On Nov 13, 2011, at 01:46, Nico Kadel-Garcia wrote:

> On Thu, Nov 10, 2011 at 12:48 PM, Ryan Schmidt wrote:
>> 
>> On Nov 10, 2011, at 07:27, Nico Kadel-Garcia wrote:
>> 
>>> Windows versus UNIX style end-of-line also becomes important. The
>>> "svn:eol" style for files in a shared repository will behave
>>> differently on Windows boxes accessing a CIFS share from a UNIX or
>>> Linux box via Samba than the UNIX or Linux box will provide with local
>>> or NFS access to exactly the same working copy if that is set.
>> 
>> 
>>> I spent a *lot* of time explaining this to verious people trying to
>>> use multiple platform shared access, and running headlong into the
>>> problems they thought they'd "cleverly" worked around. It became an
>>> adventure to explain why svn:eol should be deprecated, preferably with
>>> a claw hammer.
>> 
>> Every time you bring this up I have to point out that what you're talking 
>> about applies only when a file's svn:eol-style property is set to "native". 

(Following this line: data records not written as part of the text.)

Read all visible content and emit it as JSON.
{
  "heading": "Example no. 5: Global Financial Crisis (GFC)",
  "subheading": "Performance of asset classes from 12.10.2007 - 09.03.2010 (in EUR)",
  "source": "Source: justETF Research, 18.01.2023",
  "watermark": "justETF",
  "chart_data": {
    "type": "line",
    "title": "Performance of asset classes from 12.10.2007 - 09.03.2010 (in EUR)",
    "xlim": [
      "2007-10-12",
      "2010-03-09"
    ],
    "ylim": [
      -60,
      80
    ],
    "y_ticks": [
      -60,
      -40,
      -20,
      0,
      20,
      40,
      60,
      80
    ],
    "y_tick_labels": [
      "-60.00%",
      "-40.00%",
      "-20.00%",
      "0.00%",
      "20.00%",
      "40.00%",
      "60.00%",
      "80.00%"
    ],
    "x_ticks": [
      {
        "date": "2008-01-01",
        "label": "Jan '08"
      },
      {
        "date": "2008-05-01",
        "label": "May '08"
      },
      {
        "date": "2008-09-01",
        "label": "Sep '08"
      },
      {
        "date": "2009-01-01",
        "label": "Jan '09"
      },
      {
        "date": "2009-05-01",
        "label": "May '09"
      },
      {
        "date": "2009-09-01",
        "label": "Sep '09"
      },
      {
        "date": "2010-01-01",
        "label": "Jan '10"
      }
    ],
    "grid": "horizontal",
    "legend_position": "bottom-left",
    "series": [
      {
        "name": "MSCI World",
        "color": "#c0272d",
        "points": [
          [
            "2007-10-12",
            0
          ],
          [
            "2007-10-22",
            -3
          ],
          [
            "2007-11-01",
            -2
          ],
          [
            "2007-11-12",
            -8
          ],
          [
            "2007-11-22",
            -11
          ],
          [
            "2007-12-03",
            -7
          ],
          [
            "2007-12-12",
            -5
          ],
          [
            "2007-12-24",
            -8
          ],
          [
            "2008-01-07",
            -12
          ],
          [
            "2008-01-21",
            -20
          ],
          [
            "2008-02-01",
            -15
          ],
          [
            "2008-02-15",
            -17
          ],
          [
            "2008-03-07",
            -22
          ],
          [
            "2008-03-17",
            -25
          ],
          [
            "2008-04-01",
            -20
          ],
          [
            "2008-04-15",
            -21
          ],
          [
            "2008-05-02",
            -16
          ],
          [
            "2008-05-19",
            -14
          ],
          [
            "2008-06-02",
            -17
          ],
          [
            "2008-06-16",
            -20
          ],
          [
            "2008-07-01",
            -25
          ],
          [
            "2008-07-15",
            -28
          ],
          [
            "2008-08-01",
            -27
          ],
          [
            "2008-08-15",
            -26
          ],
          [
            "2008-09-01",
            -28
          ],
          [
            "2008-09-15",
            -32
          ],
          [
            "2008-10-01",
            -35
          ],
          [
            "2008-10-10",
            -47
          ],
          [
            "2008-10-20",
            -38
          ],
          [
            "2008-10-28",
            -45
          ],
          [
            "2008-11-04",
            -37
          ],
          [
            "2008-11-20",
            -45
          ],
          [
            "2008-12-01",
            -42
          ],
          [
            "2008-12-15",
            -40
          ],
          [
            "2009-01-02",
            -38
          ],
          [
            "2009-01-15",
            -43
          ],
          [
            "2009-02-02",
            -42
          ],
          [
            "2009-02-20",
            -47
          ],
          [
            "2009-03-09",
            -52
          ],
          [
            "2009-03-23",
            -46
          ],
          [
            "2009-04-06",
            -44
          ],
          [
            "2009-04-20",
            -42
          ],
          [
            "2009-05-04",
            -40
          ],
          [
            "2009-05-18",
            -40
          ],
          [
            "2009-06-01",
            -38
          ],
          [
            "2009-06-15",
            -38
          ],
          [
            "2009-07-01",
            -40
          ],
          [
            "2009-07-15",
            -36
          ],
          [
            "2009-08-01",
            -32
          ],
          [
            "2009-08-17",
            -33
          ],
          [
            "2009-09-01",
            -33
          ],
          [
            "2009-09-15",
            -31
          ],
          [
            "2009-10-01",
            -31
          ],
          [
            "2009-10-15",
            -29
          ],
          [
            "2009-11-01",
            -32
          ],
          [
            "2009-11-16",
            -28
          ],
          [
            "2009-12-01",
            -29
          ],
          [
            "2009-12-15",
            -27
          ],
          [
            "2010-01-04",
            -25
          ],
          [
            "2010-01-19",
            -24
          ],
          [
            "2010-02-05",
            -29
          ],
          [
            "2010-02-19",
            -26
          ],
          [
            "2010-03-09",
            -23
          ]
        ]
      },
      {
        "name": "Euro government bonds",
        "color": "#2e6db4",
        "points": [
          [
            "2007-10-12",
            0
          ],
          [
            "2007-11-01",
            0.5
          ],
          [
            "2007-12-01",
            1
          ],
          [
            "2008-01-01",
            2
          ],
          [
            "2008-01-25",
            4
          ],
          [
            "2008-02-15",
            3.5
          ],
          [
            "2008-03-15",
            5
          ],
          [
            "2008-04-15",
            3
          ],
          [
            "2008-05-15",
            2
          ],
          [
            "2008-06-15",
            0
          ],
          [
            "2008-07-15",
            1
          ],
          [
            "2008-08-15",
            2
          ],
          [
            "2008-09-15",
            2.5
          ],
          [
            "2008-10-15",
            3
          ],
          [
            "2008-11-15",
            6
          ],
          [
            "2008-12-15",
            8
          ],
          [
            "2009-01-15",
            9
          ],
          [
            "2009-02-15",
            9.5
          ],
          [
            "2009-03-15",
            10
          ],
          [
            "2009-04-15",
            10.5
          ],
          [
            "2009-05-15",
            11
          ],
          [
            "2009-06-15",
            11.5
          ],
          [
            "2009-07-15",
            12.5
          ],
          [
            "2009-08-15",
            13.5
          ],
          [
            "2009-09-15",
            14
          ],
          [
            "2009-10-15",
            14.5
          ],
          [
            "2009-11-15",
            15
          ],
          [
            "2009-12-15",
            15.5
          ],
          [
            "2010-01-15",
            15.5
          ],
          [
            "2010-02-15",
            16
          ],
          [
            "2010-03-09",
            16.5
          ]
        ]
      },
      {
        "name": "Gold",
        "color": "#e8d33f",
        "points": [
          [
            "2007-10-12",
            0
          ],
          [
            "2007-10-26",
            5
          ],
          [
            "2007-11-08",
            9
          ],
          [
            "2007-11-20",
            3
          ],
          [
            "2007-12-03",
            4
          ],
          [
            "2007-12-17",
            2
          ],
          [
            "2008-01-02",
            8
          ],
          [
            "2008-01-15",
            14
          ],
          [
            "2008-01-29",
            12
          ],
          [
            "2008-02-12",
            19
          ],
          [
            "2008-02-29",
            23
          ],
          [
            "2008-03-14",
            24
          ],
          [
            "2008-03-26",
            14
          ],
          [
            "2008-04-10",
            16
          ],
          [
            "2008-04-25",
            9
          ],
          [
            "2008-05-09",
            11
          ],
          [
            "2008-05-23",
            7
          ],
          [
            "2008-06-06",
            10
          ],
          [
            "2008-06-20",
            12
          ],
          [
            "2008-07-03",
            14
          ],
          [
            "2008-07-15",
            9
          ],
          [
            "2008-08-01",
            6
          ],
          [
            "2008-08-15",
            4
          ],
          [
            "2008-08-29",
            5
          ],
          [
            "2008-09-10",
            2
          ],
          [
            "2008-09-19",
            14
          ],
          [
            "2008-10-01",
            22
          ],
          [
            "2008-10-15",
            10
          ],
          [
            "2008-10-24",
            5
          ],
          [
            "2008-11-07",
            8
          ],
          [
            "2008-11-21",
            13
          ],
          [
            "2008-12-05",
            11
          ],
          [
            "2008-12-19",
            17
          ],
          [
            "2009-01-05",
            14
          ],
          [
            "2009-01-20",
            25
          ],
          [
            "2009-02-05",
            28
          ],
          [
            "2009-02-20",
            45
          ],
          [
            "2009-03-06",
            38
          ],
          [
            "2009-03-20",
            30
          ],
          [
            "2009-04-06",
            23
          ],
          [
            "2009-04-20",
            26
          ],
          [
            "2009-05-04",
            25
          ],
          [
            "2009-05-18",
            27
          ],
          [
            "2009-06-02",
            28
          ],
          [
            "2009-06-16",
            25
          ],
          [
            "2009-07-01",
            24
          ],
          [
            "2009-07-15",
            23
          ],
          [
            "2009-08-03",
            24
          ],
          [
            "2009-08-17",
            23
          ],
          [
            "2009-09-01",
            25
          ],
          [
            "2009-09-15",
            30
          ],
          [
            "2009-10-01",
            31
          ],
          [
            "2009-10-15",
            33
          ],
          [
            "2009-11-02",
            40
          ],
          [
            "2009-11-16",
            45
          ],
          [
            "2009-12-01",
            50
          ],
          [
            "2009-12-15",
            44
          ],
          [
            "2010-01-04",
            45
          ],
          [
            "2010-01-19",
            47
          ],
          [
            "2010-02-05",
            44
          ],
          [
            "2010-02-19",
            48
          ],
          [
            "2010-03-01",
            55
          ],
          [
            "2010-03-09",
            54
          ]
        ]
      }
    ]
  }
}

>> It does not apply when svn:eol-style is set to another value, such as "LF" 
>> or "CRLF", nor does it apply if svn:eol-style is not set.
> 
> No, it happens *every time* yous set it to "native" and wind up
> editing code in one OS and running it in another. [snip]
...right, that's what I said. There is a potential for unexpected problems of 
the kind you describe when you set svn:eol-style to native. But there is no 
problem when you set svn:eol-style to LF or CRLF. I was taking exception to 
your overgeneralization that "svn:eol [sic] should be deprecated"; it should 
not, because it works fine and serves a useful function.